SEMA features more than 2,200 exhibiting companies that manufacture thousands of automotive aftermarket products, some designed to improve performance, safety and convenience, others to enhance appearance and comfort.
The show, which runs through Friday, takes 2.5 million square feet at the convention center and is expected to draw 130,000 to 145,000 buyers and vendors from around the world.
SEMA is closed to the public, but hundreds of cars are displayed outside the convention center, and racing demonstrations are conducted in the parking lots. The public is invited to the SEMA Cruise at 4 p.m. Friday to watch cars leave the show.
Vic Edelbrock, owner of Edelbrock Performance Parts, had a constant line of 20 people waiting to get his autograph on a poster commemorating the company's 75th anniversary.
"Fortunately, people like me and they like our product and I've been around a long time," the 76-year-old hot rodder said. "As long as you put a smile on somebody's face, that's what it's all about. It goes back to my father."
Vic Edelbrock Sr. introduced the slingshot manifold in 1938 and bought his first shop in Hollywood, Calif., in 1945. The company makes carburetors, cylinder heads, intake manifolds, superchargers and other high-performance parts.
Edelbrock, an original founder of SEMA, said he's amazed at how much the show has grown since its first year at Dodger Stadium in 1967.
"The size ... they've taken things and gone beyond," he said. "There's all kinds of stuff in here we never wanted in the first place. We wanted performance. The North Hall has everything over there, but that's all right."
Grant Products International showed the latest in racing-inspired steering wheels that are now air bag-compliant. They sell for $200 to $300, sales representative Neil Matranga said.
At Ventura, Calif.-based Automotive Racing Products, Sam Benson explained the nuts and bolts of his company's fastener products. He delved into "reciprocating force" from the weight of piston rods that tends to stretch rod bolts and studs.
"So you need a high-quality rod bolt when you run high-performance engines," he said.
A set of bolts for a small-block Chevrolet engine runs about $150.
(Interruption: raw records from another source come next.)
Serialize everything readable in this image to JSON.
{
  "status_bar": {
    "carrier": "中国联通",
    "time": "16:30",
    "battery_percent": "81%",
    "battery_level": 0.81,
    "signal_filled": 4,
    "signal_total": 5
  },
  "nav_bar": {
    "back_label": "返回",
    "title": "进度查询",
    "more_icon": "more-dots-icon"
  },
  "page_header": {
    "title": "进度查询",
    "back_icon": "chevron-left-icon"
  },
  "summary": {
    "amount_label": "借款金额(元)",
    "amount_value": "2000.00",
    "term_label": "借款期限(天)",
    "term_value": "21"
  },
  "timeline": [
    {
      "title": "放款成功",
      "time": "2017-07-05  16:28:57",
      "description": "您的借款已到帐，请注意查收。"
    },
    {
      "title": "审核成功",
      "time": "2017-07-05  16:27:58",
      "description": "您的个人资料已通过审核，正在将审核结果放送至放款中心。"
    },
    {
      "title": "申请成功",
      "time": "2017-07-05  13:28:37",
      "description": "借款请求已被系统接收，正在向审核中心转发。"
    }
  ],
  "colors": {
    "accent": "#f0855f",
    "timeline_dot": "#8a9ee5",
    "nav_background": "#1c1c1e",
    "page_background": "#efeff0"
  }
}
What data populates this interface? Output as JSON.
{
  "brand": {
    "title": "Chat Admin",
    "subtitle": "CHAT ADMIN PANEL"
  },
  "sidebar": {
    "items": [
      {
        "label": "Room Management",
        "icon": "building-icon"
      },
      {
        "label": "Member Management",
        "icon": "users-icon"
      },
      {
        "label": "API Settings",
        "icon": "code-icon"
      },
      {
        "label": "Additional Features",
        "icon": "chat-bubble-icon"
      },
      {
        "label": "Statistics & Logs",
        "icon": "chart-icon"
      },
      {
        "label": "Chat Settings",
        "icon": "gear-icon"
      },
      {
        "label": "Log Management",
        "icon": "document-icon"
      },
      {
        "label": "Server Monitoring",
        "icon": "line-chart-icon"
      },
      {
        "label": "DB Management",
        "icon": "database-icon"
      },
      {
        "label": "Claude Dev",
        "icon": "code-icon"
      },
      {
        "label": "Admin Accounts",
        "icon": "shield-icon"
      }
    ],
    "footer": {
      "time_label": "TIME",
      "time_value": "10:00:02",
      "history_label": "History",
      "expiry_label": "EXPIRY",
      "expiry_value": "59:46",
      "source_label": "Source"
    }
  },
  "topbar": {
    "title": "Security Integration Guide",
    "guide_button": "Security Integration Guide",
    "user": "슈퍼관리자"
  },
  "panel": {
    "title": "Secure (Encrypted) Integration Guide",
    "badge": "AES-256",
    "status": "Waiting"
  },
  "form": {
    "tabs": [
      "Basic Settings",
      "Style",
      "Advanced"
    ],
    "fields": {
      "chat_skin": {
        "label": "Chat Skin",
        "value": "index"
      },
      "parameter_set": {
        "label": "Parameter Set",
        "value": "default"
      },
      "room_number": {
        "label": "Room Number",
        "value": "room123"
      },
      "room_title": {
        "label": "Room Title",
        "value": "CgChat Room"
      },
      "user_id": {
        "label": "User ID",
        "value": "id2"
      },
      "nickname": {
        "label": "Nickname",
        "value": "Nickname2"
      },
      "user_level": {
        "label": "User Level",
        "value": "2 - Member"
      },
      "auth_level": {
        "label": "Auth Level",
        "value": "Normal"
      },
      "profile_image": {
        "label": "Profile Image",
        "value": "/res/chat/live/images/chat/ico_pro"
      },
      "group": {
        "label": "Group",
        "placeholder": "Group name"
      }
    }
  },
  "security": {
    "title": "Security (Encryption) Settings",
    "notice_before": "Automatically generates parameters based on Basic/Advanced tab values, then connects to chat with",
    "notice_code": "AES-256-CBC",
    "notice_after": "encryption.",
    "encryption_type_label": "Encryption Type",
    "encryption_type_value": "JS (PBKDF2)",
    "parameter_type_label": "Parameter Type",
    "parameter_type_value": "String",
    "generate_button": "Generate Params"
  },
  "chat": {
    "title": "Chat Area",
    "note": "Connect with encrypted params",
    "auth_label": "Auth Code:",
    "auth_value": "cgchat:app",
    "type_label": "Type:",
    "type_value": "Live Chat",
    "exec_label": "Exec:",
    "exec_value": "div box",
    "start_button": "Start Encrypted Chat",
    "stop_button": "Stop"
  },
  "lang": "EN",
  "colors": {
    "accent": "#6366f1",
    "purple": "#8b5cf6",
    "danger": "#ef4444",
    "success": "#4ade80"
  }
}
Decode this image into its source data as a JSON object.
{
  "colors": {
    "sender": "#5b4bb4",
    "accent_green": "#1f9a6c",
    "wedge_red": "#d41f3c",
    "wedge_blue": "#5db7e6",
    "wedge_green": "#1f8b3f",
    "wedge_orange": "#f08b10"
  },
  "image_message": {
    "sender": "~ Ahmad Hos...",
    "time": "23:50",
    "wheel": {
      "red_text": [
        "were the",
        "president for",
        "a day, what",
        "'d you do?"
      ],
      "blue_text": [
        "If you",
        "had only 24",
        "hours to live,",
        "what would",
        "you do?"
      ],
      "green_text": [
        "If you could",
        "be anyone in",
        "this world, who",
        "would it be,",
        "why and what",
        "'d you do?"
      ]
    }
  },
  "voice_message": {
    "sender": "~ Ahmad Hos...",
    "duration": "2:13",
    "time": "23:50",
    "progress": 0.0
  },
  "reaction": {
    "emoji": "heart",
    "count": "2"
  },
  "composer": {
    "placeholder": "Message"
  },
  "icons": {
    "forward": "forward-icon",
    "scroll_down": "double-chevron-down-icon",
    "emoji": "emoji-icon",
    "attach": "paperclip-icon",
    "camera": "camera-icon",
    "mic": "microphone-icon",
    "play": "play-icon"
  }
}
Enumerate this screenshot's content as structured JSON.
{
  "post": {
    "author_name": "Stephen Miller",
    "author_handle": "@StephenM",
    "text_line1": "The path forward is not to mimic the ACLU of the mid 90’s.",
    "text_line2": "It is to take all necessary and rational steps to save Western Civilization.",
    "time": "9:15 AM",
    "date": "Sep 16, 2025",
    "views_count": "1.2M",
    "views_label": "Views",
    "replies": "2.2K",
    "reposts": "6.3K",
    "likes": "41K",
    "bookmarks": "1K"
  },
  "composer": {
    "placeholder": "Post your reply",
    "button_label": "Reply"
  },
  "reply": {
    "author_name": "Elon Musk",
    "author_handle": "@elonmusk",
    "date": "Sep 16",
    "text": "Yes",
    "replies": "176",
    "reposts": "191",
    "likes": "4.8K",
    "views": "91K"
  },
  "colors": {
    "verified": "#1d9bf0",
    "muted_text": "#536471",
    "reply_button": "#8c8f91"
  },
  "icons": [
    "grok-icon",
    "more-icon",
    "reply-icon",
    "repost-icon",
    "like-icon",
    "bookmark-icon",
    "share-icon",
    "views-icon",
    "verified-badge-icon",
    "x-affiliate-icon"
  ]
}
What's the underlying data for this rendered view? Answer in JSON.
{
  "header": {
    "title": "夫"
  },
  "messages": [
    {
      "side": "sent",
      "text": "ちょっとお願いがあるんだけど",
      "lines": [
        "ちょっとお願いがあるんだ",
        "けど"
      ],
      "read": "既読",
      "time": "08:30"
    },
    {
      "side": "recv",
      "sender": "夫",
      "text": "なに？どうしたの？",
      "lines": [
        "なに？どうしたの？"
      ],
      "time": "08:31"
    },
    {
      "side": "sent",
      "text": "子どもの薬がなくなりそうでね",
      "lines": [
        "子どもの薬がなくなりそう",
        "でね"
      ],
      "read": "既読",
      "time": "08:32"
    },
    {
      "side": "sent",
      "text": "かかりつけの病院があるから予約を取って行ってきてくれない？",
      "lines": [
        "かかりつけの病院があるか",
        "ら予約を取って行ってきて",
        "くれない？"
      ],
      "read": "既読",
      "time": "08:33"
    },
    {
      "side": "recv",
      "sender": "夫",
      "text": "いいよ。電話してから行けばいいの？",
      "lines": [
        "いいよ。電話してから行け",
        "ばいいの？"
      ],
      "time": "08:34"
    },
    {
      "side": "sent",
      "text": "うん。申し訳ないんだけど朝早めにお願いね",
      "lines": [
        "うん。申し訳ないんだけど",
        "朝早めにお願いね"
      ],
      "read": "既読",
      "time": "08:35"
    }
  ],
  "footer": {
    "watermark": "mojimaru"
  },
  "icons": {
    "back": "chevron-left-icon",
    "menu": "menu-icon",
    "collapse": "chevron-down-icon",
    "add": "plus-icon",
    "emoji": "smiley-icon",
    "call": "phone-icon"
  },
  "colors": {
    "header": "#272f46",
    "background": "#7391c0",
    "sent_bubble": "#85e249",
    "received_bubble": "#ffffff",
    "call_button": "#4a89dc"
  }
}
Benson said he deals with many customers over the phone and by email, so it's important for him to attend SEMA and meet them in person and hear their questions and concerns. He's met customers from Africa, England and New Zealand at the show.
Joe Galindo, owner of Joe's Garage in Ramsey, Minn., said he's been coming to SEMA for four or five years and looks forward to making the annual trip to Las Vegas.
"I do restorations and just want to get up to speed on new stuff," he said. "I like the size of it and the variety of stuff here. Anything automotive, if you walk around, you'll find it. And it's good exercise."
Gary James of BMW of San Diego was enamored of the Hot Wheels display with two blue Camaros - one from 1969 and one from 2012 - coming down the orange track.
"It grabs a lot of people from that era and ties in back to little kids playing with cars and builds from there," he said. "It just reminds me of why we're in this business in the first place."